United States v. Susan Godding, Docket No. 04-3643 (2d Cir. April 19, 2005) (Oakes, Kearse, Sack) (per curiam): Many of us are waiting for a definitive say from the Circuit about the meaning of Booker‘s reasonableness standard of review, beyond the generic statements in Crosby and Fleming that reasonableness is a “flexible” concept and that the Circuit will “exhibit restraint, not micromanagement” in performing this appellate function. This odd little case is, unfortunately, not that definitive statement. Nonetheless, the Circuit — while ultimately simply remanding for a Crosby determination by the district court — suggests that the sentence imposed, as well as some remarks made by the district court at the original sentencing, were unreasonable.
The opinion tells us very little about the offense or the defendant. Ms. Godding worked for a bank and, over a 5-year period, managed to embezzle over $366,000 from her employer. Although her Guidelines range was 24 to 30 months, the district court downwardly departed (pre-Booker) to a sentence of one day’s imprisonment, followed by 5 years’ supervised release (with the special condition that the first six months be spent in home detention). The opinion does not discuss what grounds the district court relied upon in departing.
The Government appealed, initially arguing that nothing in the record justified a departure. After Booker was decided, however, the Government moved for a Crosby remand.
The Circuit granted that motion. In so doing, however, the Court expressed strong disapproval of some remarks made by the district court at the sentencing. Specifically, while stating that it was not relying on this as a basis for departure, the district court criticized the victim bank for having so lax a system of security and internal control as to allow the defendant to commit her crime over a 5 year period. As the Circuit put it, “[w]hile the court noted that it was not considering the bank’s failure in this regard as a factor relevant to a departure, and that it did not consider it a factor in sentencing, it expressed its view that the significance of the pilferage could be attributed to the bank’s failure to act sooner.” Op. at 5.
The Circuit was “most troubled” by this statement. Id. It warned “that consideration of such a factor and the conclusion that it, and not the defendant’s volitional acts, rendered the sum embezzled in this case more significant than it otherwise would have been, would lead us to question the reasonableness of a non-guideline sentence.” Id.
This critique was odd enough, given that the district court explicitly said that its criticism of the bank was not in any way a factor in its sentencing decision. (And doesn’t the Circuit always take such statements by the district court at face value, no matter how ludicrous?) But the Circuit did not stop there, and went on to criticize the sentence simply for its brevity.
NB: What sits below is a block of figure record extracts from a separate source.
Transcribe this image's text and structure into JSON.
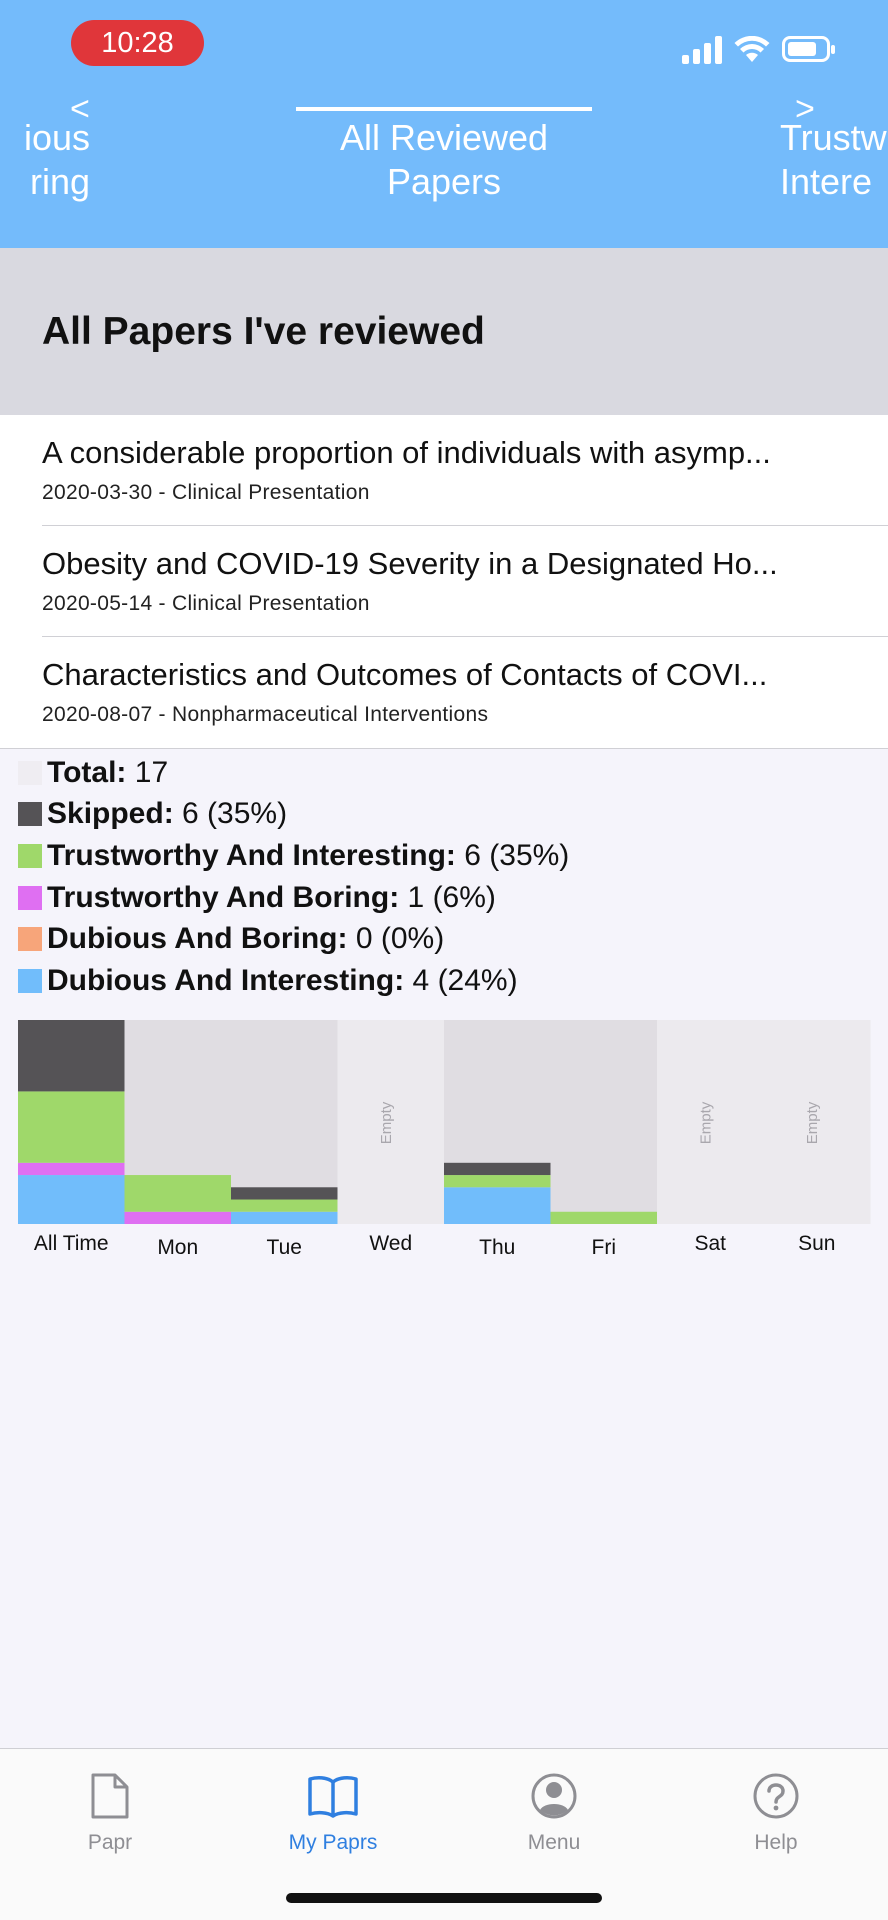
{
  "status_bar": {
    "time": "10:28"
  },
  "header": {
    "left_tab": {
      "line1": "ious",
      "line2": "ring"
    },
    "center_tab": {
      "line1": "All Reviewed",
      "line2": "Papers"
    },
    "right_tab": {
      "line1": "Trustw",
      "line2": "Intere"
    },
    "left_chevron": "<",
    "right_chevron": ">"
  },
  "section": {
    "title": "All Papers I've reviewed"
  },
  "papers": [
    {
      "title": "A considerable proportion of individuals with asymp...",
      "meta": "2020-03-30 - Clinical Presentation"
    },
    {
      "title": "Obesity and COVID-19 Severity in a Designated Ho...",
      "meta": "2020-05-14 - Clinical Presentation"
    },
    {
      "title": "Characteristics and Outcomes of Contacts of COVI...",
      "meta": "2020-08-07 - Nonpharmaceutical Interventions"
    }
  ],
  "stats": [
    {
      "label": "Total:",
      "value": "17",
      "color": "#efedf2"
    },
    {
      "label": "Skipped:",
      "value": "6 (35%)",
      "color": "#555356"
    },
    {
      "label": "Trustworthy And Interesting:",
      "value": "6 (35%)",
      "color": "#9fd86a"
    },
    {
      "label": "Trustworthy And Boring:",
      "value": "1 (6%)",
      "color": "#df6ff2"
    },
    {
      "label": "Dubious And Boring:",
      "value": "0 (0%)",
      "color": "#f7a57a"
    },
    {
      "label": "Dubious And Interesting:",
      "value": "4 (24%)",
      "color": "#71bdfb"
    }
  ],
  "chart_data": {
    "type": "bar",
    "categories": [
      "All Time",
      "Mon",
      "Tue",
      "Wed",
      "Thu",
      "Fri",
      "Sat",
      "Sun"
    ],
    "empty_label": "Empty",
    "empty_color": "#e0dde2",
    "series": [
      {
        "name": "Dubious And Interesting",
        "color": "#71bdfb",
        "values": [
          0.24,
          0.0,
          0.06,
          0,
          0.18,
          0.0,
          0,
          0
        ]
      },
      {
        "name": "Dubious And Boring",
        "color": "#f7a57a",
        "values": [
          0,
          0,
          0,
          0,
          0,
          0,
          0,
          0
        ]
      },
      {
        "name": "Trustworthy And Boring",
        "color": "#df6ff2",
        "values": [
          0.06,
          0.06,
          0.0,
          0,
          0.0,
          0.0,
          0,
          0
        ]
      },
      {
        "name": "Trustworthy And Interesting",
        "color": "#9fd86a",
        "values": [
          0.35,
          0.18,
          0.06,
          0,
          0.06,
          0.06,
          0,
          0
        ]
      },
      {
        "name": "Skipped",
        "color": "#555356",
        "values": [
          0.35,
          0.0,
          0.06,
          0,
          0.06,
          0.0,
          0,
          0
        ]
      }
    ],
    "empty_days": [
      "Wed",
      "Sat",
      "Sun"
    ]
  },
  "tabbar": {
    "items": [
      {
        "label": "Papr",
        "icon": "document-icon"
      },
      {
        "label": "My Paprs",
        "icon": "book-icon"
      },
      {
        "label": "Menu",
        "icon": "person-circle-icon"
      },
      {
        "label": "Help",
        "icon": "question-circle-icon"
      }
    ]
  }
}
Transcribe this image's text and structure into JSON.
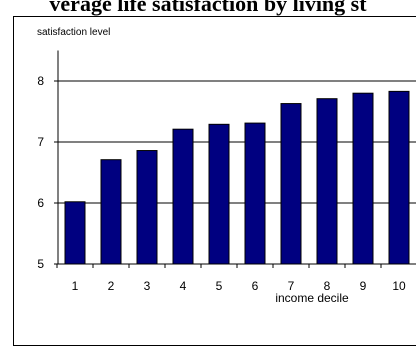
{
  "chart_data": {
    "type": "bar",
    "title": "verage life satisfaction by living st",
    "ylabel": "satisfaction level",
    "xlabel": "income decile",
    "categories": [
      "1",
      "2",
      "3",
      "4",
      "5",
      "6",
      "7",
      "8",
      "9",
      "10"
    ],
    "values": [
      6.02,
      6.71,
      6.86,
      7.21,
      7.29,
      7.31,
      7.63,
      7.71,
      7.8,
      7.83
    ],
    "ylim": [
      5,
      8.5
    ],
    "yticks": [
      "5",
      "6",
      "7",
      "8"
    ],
    "grid": true,
    "bar_color": "#000080",
    "bar_edge_color": "#000000"
  }
}
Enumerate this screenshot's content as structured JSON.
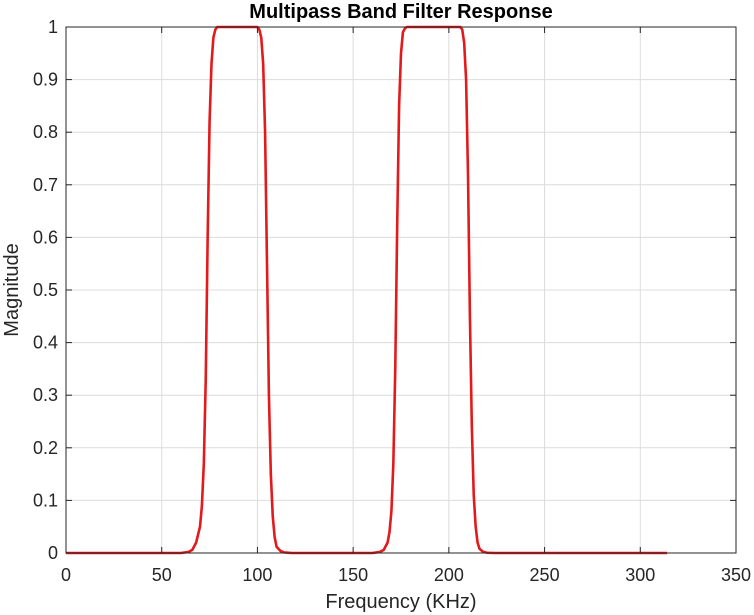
{
  "chart_data": {
    "type": "line",
    "title": "Multipass Band Filter Response",
    "xlabel": "Frequency (KHz)",
    "ylabel": "Magnitude",
    "xlim": [
      0,
      350
    ],
    "ylim": [
      0,
      1
    ],
    "xticks": [
      0,
      50,
      100,
      150,
      200,
      250,
      300,
      350
    ],
    "yticks": [
      0,
      0.1,
      0.2,
      0.3,
      0.4,
      0.5,
      0.6,
      0.7,
      0.8,
      0.9,
      1
    ],
    "xtick_labels": [
      "0",
      "50",
      "100",
      "150",
      "200",
      "250",
      "300",
      "350"
    ],
    "ytick_labels": [
      "0",
      "0.1",
      "0.2",
      "0.3",
      "0.4",
      "0.5",
      "0.6",
      "0.7",
      "0.8",
      "0.9",
      "1"
    ],
    "grid": true,
    "series": [
      {
        "color": "#e31a1c",
        "x": [
          0,
          60,
          64,
          66,
          68,
          70,
          71,
          72,
          73,
          74,
          75,
          76,
          77,
          78,
          79,
          80,
          100,
          101,
          102,
          103,
          104,
          105,
          106,
          107,
          108,
          109,
          110,
          112,
          114,
          118,
          123,
          160,
          164,
          166,
          168,
          169,
          170,
          171,
          172,
          173,
          174,
          175,
          176,
          177,
          178,
          180,
          206,
          207,
          208,
          209,
          210,
          211,
          212,
          213,
          214,
          215,
          216,
          218,
          220,
          224,
          228,
          314
        ],
        "y": [
          0,
          0,
          0.002,
          0.006,
          0.02,
          0.05,
          0.09,
          0.17,
          0.33,
          0.6,
          0.82,
          0.93,
          0.98,
          0.995,
          1,
          1,
          1,
          0.995,
          0.98,
          0.93,
          0.8,
          0.55,
          0.3,
          0.15,
          0.07,
          0.03,
          0.012,
          0.004,
          0.001,
          0,
          0,
          0,
          0.002,
          0.006,
          0.02,
          0.04,
          0.08,
          0.17,
          0.35,
          0.62,
          0.85,
          0.95,
          0.99,
          0.997,
          1,
          1,
          1,
          0.995,
          0.97,
          0.9,
          0.72,
          0.45,
          0.24,
          0.11,
          0.05,
          0.02,
          0.008,
          0.002,
          0.0005,
          0,
          0,
          0
        ]
      }
    ]
  }
}
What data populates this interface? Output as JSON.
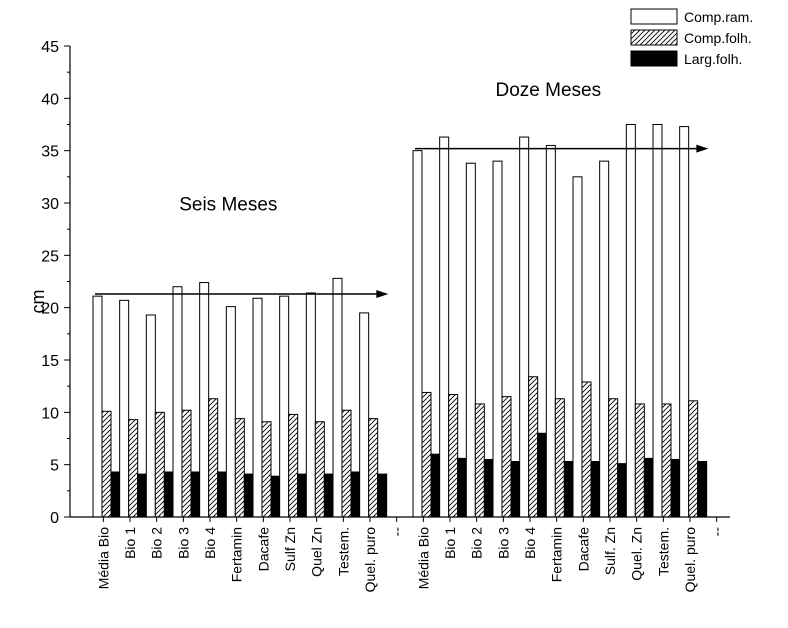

As it stated, “Furthermore, we are more broadly concerned that the brevity of the term of imprisonment imposed by this sentence does not reflect the magnitude of the theft of nearly $366,000 over a five-year period.” Op. at 5.
It is hard to draw a proper lesson from this decision — other than that district courts should watch what they say. The interesting parts of the opinion are all dicta, and the opinion does not give us enough facts about the defendant or her crime to evaluate whether the sentence was appropriate.
A potentially troubling aspect of the opinion, though, is that the district court actually had a good point: Too often, the Guidelines’ tunnel-vision focus on quantity (be it loss amount or drug weight) as the determining factor in sentencing is irrational. The district judge rightly criticized such a sentencing philosophy as too “simplistic,” and correctly noted that it was “fallacious” to equate quantity with culpability. Op. at 4. This is the same criticism made by other judges and academics, including Judge Lynch in his very fine opinion in Emmenegger, 329 F. Supp.2d 416 (S.D.N.Y. 2004). As Judge Lynch put it in a case involving perhaps very similar facts as this one, the Guidelines often place
“undue weight on the amount of loss involved in the fraud. . . . To a considerable extent, the amount of loss caused by [a] crime is a kind of accident, depending as much on the diligence of the victim’s security procedures as on Emmenegger’s cupidity. Had Emmeenegger been caught sooner, he would have stolen less money; had he not been caught until later, he would surely have stolen more. Nothing about the offense indicates that Emmenegger set out to steal $300,000, no more and no less. Rather, he took advantage of his position to steal various amounts from time to time. The rough magnitude of the theft is relevant to sentencing, but the particular amount stolen is not as significant.“
329 F. Supp.2d at 427 (emphasis added). And reading between the lines of Godding, it seems that this is exactly what the district judge was trying to say.
Of course, the Circuit did not directly attack such a criticism of the Guidelines; it only, technically, criticized the district court’s “blame-the-victim” approach. But it is worrisome nonetheless.